On Mon, Oct 19, 2009 at 3:49 PM, Ian Willems
<ian.willems at uz.kuleuven.ac.be> wrote:
> Short: get rid of the loops I use and optimize runtime
>
> Dear all,
>
> I want to calculate for each row the amount of the month ago. I use a matrix with 2100 rows and 22 colums (which is still a very small matrix. nrows of other matrixes can easily be more then 100000)
>
> Table before
> Year  month quarter yearmonth Service ...  Amount
> 2009  9        Q3            092009          A                ...    120
> 2009  9        Q3            092009          B                 ...     80
> 2009  8        Q3           082009           A                  ...     40
> 2009  7        Q3           072009           A                   ...      50
>
> The result I want
> Year month  quarter yearmonth Service ...    Amount   amound_lastmonth
> 2009 9           Q3          092009              A            ...    120         40
> 2009 9           Q3          092009              B            ...    80           ...

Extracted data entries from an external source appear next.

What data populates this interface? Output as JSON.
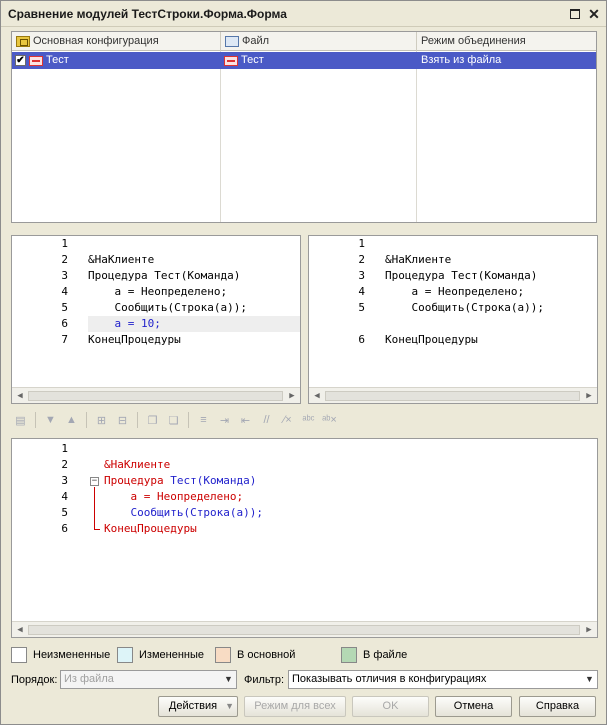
{
  "window": {
    "title": "Сравнение модулей ТестСтроки.Форма.Форма"
  },
  "grid": {
    "headers": [
      "Основная конфигурация",
      "Файл",
      "Режим объединения"
    ],
    "rows": [
      {
        "main": "Тест",
        "file": "Тест",
        "mode": "Взять из файла",
        "checked": true
      }
    ]
  },
  "left_pane": {
    "lines": [
      {
        "n": "1",
        "text": ""
      },
      {
        "n": "2",
        "text": "&НаКлиенте"
      },
      {
        "n": "3",
        "text": "Процедура Тест(Команда)"
      },
      {
        "n": "4",
        "text": "    а = Неопределено;"
      },
      {
        "n": "5",
        "text": "    Сообщить(Строка(а));"
      },
      {
        "n": "6",
        "text": "    а = 10;"
      },
      {
        "n": "7",
        "text": "КонецПроцедуры"
      }
    ]
  },
  "right_pane": {
    "lines": [
      {
        "n": "1",
        "text": ""
      },
      {
        "n": "2",
        "text": "&НаКлиенте"
      },
      {
        "n": "3",
        "text": "Процедура Тест(Команда)"
      },
      {
        "n": "4",
        "text": "    а = Неопределено;"
      },
      {
        "n": "5",
        "text": "    Сообщить(Строка(а));"
      },
      {
        "n": "",
        "text": ""
      },
      {
        "n": "6",
        "text": "КонецПроцедуры"
      }
    ]
  },
  "bottom_pane": {
    "lines": [
      {
        "n": "1"
      },
      {
        "n": "2",
        "a": "&НаКлиенте"
      },
      {
        "n": "3",
        "a": "Процедура ",
        "b": "Тест(Команда)"
      },
      {
        "n": "4",
        "a": "    а = Неопределено;"
      },
      {
        "n": "5",
        "a": "    Сообщить(Строка(а));"
      },
      {
        "n": "6",
        "a": "КонецПроцедуры"
      }
    ]
  },
  "legend": [
    {
      "label": "Неизмененные",
      "color": "#FFFFFF"
    },
    {
      "label": "Измененные",
      "color": "#DDF4F8"
    },
    {
      "label": "В основной",
      "color": "#F8DCC4"
    },
    {
      "label": "В файле",
      "color": "#B4D8B4"
    }
  ],
  "filters": {
    "order_label": "Порядок:",
    "order_value": "Из файла",
    "filter_label": "Фильтр:",
    "filter_value": "Показывать отличия в конфигурациях"
  },
  "buttons": {
    "actions": "Действия",
    "mode_all": "Режим для всех",
    "ok": "OK",
    "cancel": "Отмена",
    "help": "Справка"
  },
  "colors": {
    "selection": "#4B5AC6",
    "keyword_red": "#CC0000",
    "keyword_blue": "#2222CC",
    "changed_line": "#EEEEEE"
  }
}
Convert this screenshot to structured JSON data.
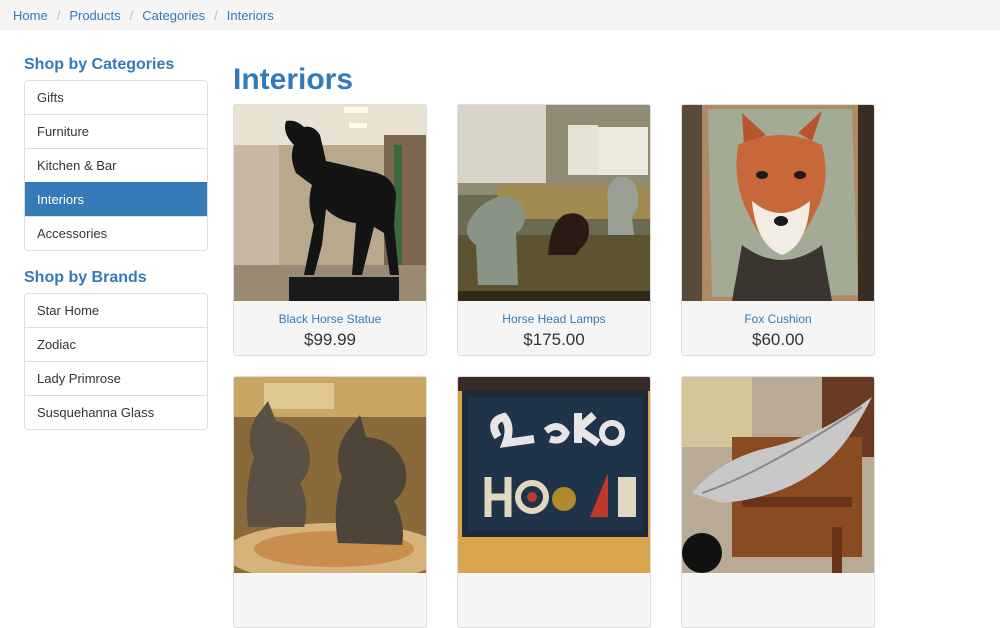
{
  "breadcrumb": [
    "Home",
    "Products",
    "Categories",
    "Interiors"
  ],
  "sidebar": {
    "categories_heading": "Shop by Categories",
    "categories": [
      "Gifts",
      "Furniture",
      "Kitchen & Bar",
      "Interiors",
      "Accessories"
    ],
    "active_category": "Interiors",
    "brands_heading": "Shop by Brands",
    "brands": [
      "Star Home",
      "Zodiac",
      "Lady Primrose",
      "Susquehanna Glass"
    ]
  },
  "page_title": "Interiors",
  "products": [
    {
      "name": "Black Horse Statue",
      "price": "$99.99",
      "image": "black-horse-statue-photo"
    },
    {
      "name": "Horse Head Lamps",
      "price": "$175.00",
      "image": "horse-head-lamps-photo"
    },
    {
      "name": "Fox Cushion",
      "price": "$60.00",
      "image": "fox-cushion-photo"
    },
    {
      "name": "",
      "price": "",
      "image": "horse-head-bookends-photo"
    },
    {
      "name": "",
      "price": "",
      "image": "lake-house-rug-photo"
    },
    {
      "name": "",
      "price": "",
      "image": "silver-leaf-tray-photo"
    }
  ],
  "colors": {
    "accent": "#337ab7",
    "breadcrumb_bg": "#f5f5f5",
    "card_bg": "#f5f5f5"
  }
}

> 2009 8           Q3          082009              A           ...    40            50
> 2009 7           Q3          072009              A         ...     50             ...
>
> Table is not exactly the same but gives a good idea what I have and what I want
>
> The code I have written (see below) does what I want but it is very very slow. It takes 129s for 400 rows. And the time gets four times higher each time I double the amount of rows.

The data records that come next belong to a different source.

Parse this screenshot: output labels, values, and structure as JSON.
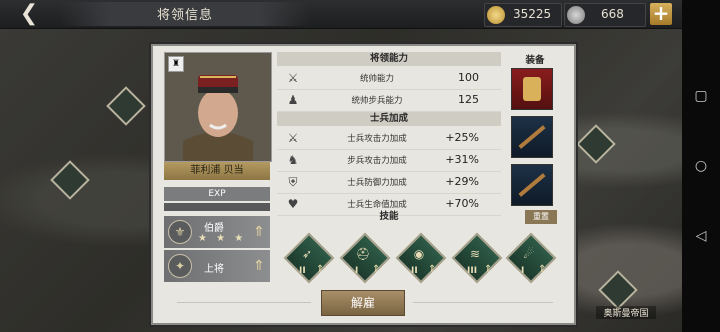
{
  "header": {
    "back_icon": "back-arrow-icon",
    "title": "将领信息",
    "gold": "35225",
    "silver": "668",
    "add_icon": "plus-icon"
  },
  "general": {
    "name": "菲利浦 贝当",
    "exp_label": "EXP",
    "exp_fraction": 0.0,
    "rank1_title": "伯爵",
    "rank1_stars": "★ ★ ★",
    "rank2_title": "上将"
  },
  "sections": {
    "general_ability": "将领能力",
    "soldier_bonus": "士兵加成",
    "skills": "技能",
    "equipment": "装备"
  },
  "general_ability": [
    {
      "label": "统帅能力",
      "value": "100",
      "icon": "crossed-swords-icon"
    },
    {
      "label": "统帅步兵能力",
      "value": "125",
      "icon": "infantry-icon"
    }
  ],
  "soldier_bonus": [
    {
      "label": "士兵攻击力加成",
      "value": "+25%",
      "icon": "attack-icon"
    },
    {
      "label": "步兵攻击力加成",
      "value": "+31%",
      "icon": "infantry-attack-icon"
    },
    {
      "label": "士兵防御力加成",
      "value": "+29%",
      "icon": "defense-icon"
    },
    {
      "label": "士兵生命值加成",
      "value": "+70%",
      "icon": "health-icon"
    }
  ],
  "skills": [
    {
      "level": "II",
      "icon": "charge-skill-icon"
    },
    {
      "level": "I",
      "icon": "helmet-skill-icon"
    },
    {
      "level": "II",
      "icon": "eye-skill-icon"
    },
    {
      "level": "III",
      "icon": "wave-skill-icon"
    },
    {
      "level": "I",
      "icon": "artillery-skill-icon"
    }
  ],
  "buttons": {
    "reset": "重置",
    "dismiss": "解雇"
  },
  "map": {
    "label": "奥斯曼帝国"
  },
  "colors": {
    "panel": "#e8e6e0",
    "gold_coin": "#d9b45a",
    "accent": "#8a7756"
  }
}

> I'm new in programming in R, but I found that you can use Rprof and summaryRprof to analyse your code (output see below)
> But I don't really understand the output
> I guess I need code that requires linear time and need to get rid of the 2 for loops.
> can someone help me or tell me what else I can do to optimize my runtime
>
> I use R 2.9.2
> windows Xp service pack3
>
> Thank you in advance
>
> Best regards,
>
> Willems Ian
>
>
> *****************************
> dataset[,5]= month
> dataset[,3]= year
> dataset[,22]= amount
> dataset[,14]= servicetype
>
> [CODE]
> #for each row of the matrix check if each row has..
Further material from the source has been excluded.